Actions right arrow Actions List right arrow Extract

This is the simplest way to extract data to the database. To create an Extract action, first click on the Extract menu item, then select the Kinds you want to extract, and click OK. If more than one Kind is chosen, Helium Scraper will figure out by analyzing the HTML structure how to organize the extracted data in rows. Normally, elements that share the same HTML parent node will share the same row in the data table.

On the next window you can modify various extraction parameters and the structure of the output table. Here is the list of parameters and their functions:

Id Column Name

If specified, adds an Id Column to the generated table with the given name. This Id can be then gathered by using the ID_{Table Name} property gatherer to keep rows in different tables related to each other in a coherent way.

Column Name

The name of the column in the data table where the data will be extracted.

Kind Name

The Kind to be extracted.

Property

The Property to be extracted from the selected Kind. Only Extraction Properties will be listed. These properties can be set from the Project -> Options menu item.

Req. Mode

Requirement Mode. Determines whether the required amount must be at least or exactly the amount given in the Req. Amount column.

Req. Amount

Required Amount. The amount of elements that must be selected. If the requirement is not met, a Message Box will appear.

Unique

Causes this column to be the or one of the columns that are used by the Extract action to uniquely identify a row.
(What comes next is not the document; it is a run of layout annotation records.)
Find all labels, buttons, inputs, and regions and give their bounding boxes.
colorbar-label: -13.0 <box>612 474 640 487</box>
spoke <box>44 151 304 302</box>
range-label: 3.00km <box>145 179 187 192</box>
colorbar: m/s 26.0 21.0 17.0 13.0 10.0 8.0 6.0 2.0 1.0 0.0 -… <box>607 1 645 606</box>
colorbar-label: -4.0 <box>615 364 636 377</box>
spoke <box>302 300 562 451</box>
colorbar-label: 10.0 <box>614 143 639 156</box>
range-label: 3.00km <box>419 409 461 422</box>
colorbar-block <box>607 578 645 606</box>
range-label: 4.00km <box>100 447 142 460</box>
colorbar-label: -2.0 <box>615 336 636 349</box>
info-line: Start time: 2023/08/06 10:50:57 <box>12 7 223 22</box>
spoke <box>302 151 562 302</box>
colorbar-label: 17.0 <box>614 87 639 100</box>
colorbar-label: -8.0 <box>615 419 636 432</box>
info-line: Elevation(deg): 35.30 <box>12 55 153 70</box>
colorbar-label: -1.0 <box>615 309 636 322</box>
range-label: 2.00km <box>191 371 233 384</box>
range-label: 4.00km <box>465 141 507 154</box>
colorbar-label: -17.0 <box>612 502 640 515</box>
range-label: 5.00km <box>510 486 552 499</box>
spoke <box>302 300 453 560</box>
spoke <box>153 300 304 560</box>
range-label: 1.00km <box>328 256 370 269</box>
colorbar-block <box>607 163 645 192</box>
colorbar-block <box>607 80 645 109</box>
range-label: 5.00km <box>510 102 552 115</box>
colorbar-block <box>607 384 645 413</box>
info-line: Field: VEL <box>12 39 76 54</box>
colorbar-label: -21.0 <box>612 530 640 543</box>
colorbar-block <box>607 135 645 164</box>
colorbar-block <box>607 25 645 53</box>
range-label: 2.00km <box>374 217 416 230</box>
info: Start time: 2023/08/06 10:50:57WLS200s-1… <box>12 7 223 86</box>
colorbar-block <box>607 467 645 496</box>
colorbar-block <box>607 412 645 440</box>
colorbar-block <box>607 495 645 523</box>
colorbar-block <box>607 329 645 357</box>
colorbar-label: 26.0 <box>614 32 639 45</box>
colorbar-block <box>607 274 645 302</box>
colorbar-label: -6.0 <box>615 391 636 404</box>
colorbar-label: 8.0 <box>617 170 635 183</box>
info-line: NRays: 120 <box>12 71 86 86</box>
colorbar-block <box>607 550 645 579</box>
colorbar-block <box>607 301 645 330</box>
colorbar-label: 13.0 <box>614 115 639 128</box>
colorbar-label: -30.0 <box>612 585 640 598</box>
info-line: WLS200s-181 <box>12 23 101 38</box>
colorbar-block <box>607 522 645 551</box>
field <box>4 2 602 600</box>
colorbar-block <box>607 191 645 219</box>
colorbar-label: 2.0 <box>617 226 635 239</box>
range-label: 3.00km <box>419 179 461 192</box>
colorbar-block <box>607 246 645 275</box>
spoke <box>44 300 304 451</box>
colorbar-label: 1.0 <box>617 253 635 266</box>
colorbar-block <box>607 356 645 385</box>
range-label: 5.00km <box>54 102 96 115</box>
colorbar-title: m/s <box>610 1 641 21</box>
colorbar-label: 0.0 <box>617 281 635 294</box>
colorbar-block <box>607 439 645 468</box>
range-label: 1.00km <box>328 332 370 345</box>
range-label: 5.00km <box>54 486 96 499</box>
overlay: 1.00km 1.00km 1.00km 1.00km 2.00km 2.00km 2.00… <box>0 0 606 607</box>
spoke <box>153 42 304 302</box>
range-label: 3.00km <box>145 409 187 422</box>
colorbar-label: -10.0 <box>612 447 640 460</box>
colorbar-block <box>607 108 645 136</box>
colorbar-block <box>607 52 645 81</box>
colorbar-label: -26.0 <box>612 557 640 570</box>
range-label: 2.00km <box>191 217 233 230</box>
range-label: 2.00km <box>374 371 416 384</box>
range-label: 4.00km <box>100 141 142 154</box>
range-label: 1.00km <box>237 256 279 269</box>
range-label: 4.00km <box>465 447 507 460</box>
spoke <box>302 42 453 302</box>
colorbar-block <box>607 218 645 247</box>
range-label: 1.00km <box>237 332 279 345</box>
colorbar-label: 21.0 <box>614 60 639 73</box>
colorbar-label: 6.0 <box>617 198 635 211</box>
If more than one Unique column is used, every distinct occurrence of all Unique columns considered together will serve as the row identifier.

This means that a row where Column1's value is A, and Column2's value is B, will be considered as different than a row where Column1's value is A and Column2's value is C, despite the fact that Column1's value is A in both rows.

Whenever a row is about to be extracted, the target table will be queried for a row that matches the Unique columns to be extracted. If found, the row will be updated with the new non Unique values if these are different than the stored ones, or otherwise ignored.

Download

If checked, Helium Scraper will try to download the resource at the location given by the value of the selected Property. For example, setting the Property column to SrcAttribute will download the images if the selected Kind selects image elements. The value in the data table will be the name of the downloaded file instead of the value of the selected Property. The Downloads Folder can be set at Project -> Options in the main menu.


Advanced Parameters

Data Type

Sets the Data Type of the column to be created. These are the available options:

  • Auto: Uses a 16 characters Text as the starting data type and expands it automatically as needed, up to a Memo data type.
  • Custom: Let you use any Jet SQL (MS Access) data type in the Custom DT field. When used, the Max Length field is ignored. Any parameter must be set in the Custom DT field itself.
  • Currency: Holds up to 15 digits of whole dollars, plus 4 decimal places.
  • Date: Use for dates and times.
  • Float: Double precision floating-point. Will handle most decimals.
  • Integer: Allows whole numbers between -2,147,483,648 and 2,147,483,647.
  • Memo: Stores up to 65,536 characters. Note that Memo fields cannot be used in JOIN queries.
  • Numeric: Stores numbers that have fixed precision and scale. The precision and scale can be set in the Max Length field separated by a comma.
    • Precision: Sets the maximum total amount of digits that can be stored. Must be a number between 1 and 38. The default value is 18.
    • Scale: Can only be specified if Precision is specified. Sets the maximum amount of digits that can be stored to the right of the decimal point. Must be a number from 0 through Precision. The default value is 0.
  • Text: Stores up to 255 characters if no Max Length is given or up to Max Length characters if given.
Custom DT

Used when the Data Type field is set to Custom. Let you use any Jet SQL (MS Access) data type. When used, the Max Length field is ignored. Any parameter must be set in the Custom DT field itself.

Max Length

Used with theText and Numeric data types. See the Data Type field for details.

If the Simulate option is checked, no extraction will be performed, but information will be stored in the Virtual Tree as normally, except that elements "inserted" in the data table will have a NULL ID.

This action cannot contain child nodes.